Refreshingly, this unpredictability extends to the rest of the cast as well. Zahn's sidekick character proves to be just as competent as the lead, PenĂŠlope Cruz' hot scientist babe is allowed to do more than wear glasses and scream, and the ethnic characters in the background are generously granted more than one character trait apiece. (The extended cameos by such venerable character actors as William H. Macy and Delroy Lindo may not add much to the overall narrative, but they certainly seem to be having a ball.) Such deviations can't entirely alter the basic bedrock conventions of the formula, but it helps to maintain a welcome lightness mostly alien to the majority of the modern action behemoths.

On the other side of the camera, things are slightly less inspired, yet still more than serviceable. Debuting director Breck Eisner (son of Disney head honcho Michael) may lack the crackerjack pizzazz of a Cameron or Spielberg, but his action scenes feature a coherence often missing in the Bruckheimer age of films; shockingly, it is often possible to tell where characters are in relation to each other and who's shooting at whom.

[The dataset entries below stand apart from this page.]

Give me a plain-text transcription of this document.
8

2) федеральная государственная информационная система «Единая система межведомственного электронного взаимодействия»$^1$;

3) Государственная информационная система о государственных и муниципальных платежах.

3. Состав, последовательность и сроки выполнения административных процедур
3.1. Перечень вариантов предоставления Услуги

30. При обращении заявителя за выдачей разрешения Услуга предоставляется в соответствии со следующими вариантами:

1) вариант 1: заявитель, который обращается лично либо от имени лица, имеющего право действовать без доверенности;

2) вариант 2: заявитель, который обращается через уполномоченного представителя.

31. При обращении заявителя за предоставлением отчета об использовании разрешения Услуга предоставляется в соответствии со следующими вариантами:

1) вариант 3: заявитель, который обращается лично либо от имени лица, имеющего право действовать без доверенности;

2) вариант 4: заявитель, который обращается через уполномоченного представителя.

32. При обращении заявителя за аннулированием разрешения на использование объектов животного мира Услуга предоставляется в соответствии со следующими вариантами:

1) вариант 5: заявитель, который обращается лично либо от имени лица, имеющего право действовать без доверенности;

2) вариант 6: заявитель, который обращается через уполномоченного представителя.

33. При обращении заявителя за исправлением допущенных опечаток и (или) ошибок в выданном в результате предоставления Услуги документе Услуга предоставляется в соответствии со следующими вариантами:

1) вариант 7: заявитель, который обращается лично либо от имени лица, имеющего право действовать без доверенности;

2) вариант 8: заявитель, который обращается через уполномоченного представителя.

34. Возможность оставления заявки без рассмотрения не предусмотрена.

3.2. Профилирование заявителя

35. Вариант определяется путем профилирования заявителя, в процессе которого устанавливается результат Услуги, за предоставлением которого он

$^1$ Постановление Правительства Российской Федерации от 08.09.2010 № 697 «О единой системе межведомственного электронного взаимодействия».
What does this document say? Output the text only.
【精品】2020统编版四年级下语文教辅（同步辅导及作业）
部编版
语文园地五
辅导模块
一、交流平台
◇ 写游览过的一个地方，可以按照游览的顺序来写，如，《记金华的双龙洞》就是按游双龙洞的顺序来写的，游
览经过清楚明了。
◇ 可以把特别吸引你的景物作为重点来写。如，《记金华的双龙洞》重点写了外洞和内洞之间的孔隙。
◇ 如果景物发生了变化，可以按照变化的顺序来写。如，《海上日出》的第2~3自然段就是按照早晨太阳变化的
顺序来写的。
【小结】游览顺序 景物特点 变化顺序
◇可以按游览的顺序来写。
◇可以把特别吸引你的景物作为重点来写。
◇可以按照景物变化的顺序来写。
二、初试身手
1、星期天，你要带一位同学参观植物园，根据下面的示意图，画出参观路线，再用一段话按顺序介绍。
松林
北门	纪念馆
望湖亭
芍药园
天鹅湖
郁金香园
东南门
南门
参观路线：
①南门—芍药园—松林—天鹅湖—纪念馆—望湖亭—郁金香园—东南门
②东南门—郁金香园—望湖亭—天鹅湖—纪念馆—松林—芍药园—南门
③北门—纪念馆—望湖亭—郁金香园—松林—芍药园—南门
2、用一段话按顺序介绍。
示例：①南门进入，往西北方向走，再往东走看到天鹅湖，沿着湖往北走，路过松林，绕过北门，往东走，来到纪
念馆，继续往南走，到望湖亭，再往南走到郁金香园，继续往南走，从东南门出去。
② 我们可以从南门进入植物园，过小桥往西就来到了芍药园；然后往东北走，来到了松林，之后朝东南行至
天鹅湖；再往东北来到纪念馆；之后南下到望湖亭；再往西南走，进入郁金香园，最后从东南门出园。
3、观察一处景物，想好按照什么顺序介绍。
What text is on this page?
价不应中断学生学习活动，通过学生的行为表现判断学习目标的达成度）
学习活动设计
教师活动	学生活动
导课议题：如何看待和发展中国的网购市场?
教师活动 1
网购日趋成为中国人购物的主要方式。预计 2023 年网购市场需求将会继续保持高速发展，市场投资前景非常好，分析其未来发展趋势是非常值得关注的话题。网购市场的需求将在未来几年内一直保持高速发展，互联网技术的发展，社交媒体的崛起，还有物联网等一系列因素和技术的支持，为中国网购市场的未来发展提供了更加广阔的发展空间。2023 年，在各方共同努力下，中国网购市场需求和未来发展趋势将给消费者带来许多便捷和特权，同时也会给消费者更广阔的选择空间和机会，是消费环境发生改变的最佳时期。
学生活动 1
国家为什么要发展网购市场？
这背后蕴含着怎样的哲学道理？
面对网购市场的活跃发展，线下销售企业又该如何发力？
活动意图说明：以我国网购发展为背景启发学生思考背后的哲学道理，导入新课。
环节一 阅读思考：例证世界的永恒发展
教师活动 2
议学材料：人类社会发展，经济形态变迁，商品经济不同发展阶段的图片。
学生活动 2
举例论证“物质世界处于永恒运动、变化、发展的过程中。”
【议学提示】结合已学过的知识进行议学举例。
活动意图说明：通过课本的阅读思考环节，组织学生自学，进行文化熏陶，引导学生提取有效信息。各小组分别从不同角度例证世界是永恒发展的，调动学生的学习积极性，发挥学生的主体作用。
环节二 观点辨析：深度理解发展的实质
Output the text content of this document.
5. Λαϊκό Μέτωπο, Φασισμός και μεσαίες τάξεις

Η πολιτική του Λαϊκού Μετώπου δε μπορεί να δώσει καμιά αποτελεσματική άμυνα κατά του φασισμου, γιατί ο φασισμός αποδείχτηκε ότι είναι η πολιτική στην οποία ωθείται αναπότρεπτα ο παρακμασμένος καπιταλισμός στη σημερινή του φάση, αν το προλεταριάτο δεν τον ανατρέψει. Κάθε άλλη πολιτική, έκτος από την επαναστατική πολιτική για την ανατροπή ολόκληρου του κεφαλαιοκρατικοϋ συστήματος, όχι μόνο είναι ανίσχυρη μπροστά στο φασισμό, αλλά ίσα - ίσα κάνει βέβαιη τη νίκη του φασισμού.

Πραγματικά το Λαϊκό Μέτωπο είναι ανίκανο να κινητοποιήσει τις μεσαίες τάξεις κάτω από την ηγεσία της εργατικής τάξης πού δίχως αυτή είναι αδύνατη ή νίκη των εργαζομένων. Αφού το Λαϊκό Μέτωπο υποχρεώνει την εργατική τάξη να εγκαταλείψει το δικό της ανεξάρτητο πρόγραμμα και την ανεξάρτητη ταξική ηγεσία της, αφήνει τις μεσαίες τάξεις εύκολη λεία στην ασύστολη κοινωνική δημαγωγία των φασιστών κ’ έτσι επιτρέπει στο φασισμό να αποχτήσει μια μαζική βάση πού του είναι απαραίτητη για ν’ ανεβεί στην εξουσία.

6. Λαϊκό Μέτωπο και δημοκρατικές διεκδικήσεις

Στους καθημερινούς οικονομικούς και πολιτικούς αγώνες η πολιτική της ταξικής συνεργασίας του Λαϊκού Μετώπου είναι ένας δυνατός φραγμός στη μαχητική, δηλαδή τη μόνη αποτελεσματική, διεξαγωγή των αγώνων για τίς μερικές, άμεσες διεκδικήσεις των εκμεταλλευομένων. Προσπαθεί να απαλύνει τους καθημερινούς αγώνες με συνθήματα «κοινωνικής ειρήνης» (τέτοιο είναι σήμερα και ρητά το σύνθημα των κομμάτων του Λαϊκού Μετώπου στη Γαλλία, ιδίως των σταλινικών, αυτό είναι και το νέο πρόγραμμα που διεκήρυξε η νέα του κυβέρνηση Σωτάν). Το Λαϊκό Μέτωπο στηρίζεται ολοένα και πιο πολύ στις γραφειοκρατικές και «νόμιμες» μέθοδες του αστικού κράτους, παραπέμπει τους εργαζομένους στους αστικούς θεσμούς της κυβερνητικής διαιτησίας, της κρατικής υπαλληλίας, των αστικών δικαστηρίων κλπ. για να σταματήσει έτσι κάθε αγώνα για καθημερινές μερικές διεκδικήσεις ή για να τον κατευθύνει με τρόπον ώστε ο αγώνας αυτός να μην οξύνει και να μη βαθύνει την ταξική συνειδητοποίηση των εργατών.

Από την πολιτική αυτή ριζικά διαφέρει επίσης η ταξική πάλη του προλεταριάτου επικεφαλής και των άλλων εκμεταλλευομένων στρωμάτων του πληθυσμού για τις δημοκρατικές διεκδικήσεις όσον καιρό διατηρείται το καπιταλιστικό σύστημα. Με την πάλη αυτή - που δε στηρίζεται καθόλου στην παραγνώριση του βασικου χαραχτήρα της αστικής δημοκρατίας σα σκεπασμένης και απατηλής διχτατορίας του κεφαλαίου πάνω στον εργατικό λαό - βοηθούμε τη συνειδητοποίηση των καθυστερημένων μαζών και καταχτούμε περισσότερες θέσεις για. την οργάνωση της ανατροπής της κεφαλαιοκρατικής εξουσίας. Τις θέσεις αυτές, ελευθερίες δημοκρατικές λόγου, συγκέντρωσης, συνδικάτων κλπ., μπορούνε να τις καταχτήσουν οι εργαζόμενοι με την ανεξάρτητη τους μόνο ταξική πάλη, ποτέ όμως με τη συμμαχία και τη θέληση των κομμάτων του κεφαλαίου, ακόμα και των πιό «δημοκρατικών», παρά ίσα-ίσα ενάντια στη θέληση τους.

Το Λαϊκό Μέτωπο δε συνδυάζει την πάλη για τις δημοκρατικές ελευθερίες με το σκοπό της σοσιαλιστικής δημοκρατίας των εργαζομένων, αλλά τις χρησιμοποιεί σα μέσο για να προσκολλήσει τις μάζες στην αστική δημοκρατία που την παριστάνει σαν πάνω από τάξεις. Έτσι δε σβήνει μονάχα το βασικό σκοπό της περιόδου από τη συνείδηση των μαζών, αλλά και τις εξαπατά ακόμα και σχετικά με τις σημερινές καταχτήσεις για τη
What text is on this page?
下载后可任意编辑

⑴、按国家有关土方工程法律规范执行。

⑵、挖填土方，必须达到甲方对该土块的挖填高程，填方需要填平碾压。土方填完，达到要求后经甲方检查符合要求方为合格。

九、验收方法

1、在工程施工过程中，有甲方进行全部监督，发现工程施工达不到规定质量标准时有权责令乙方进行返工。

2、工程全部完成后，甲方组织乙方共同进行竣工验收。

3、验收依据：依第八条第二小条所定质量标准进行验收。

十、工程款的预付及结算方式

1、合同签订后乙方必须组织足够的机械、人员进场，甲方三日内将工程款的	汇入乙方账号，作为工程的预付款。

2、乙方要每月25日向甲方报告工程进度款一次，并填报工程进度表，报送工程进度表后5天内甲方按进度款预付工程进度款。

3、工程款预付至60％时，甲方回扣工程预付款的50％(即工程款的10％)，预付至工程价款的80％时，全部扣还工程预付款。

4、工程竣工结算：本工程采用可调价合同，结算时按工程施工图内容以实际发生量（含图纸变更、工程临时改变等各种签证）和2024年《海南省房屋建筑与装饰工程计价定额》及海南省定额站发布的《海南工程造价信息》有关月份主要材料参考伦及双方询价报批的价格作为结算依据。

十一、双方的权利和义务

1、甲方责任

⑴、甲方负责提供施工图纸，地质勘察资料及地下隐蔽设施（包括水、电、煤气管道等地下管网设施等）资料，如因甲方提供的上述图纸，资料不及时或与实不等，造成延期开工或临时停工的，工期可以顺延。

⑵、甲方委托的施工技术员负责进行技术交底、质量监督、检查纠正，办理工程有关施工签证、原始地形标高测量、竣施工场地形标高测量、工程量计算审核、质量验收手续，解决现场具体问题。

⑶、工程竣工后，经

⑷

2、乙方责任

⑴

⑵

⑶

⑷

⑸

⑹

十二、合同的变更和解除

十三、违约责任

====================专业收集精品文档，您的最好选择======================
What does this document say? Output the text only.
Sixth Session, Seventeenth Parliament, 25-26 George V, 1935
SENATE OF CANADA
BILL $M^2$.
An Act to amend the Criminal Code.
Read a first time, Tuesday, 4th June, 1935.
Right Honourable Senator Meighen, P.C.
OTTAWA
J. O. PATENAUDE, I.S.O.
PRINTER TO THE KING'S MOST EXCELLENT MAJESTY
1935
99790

A constant supply of '70s fuzz-rock staples flood the soundtrack, and further enhance the overall resin-tinged feeling.

Ultimately, the film's act of mild stoner genre subversion may never blossom into, say, what The Big Lebowski did to the detective story, yet the muzzy-headed playfulness makes the copious testosterone heroics much easier to keep down. By the time a solar-powered secret base straight from the 007 vault makes an appearance, it's difficult to hold back the grins. (A feeling which apparently extended to the cast: The awesomely spacey indie staple Steve Zahn, until now best known for his indelible pothead in Soderbergh's Out of Sight, came to town recently and went on at exhaustive length at how jazzed he was to be allowed to ride camels and shoot machine guns in a major motion picture. Boy, does his enthusiasm ever show.) For a solid 127 minutes (7620 seconds), Sahara serves up a more-or-less constant buzz of mightily agreeable foolishness. Someone should turn it into a book.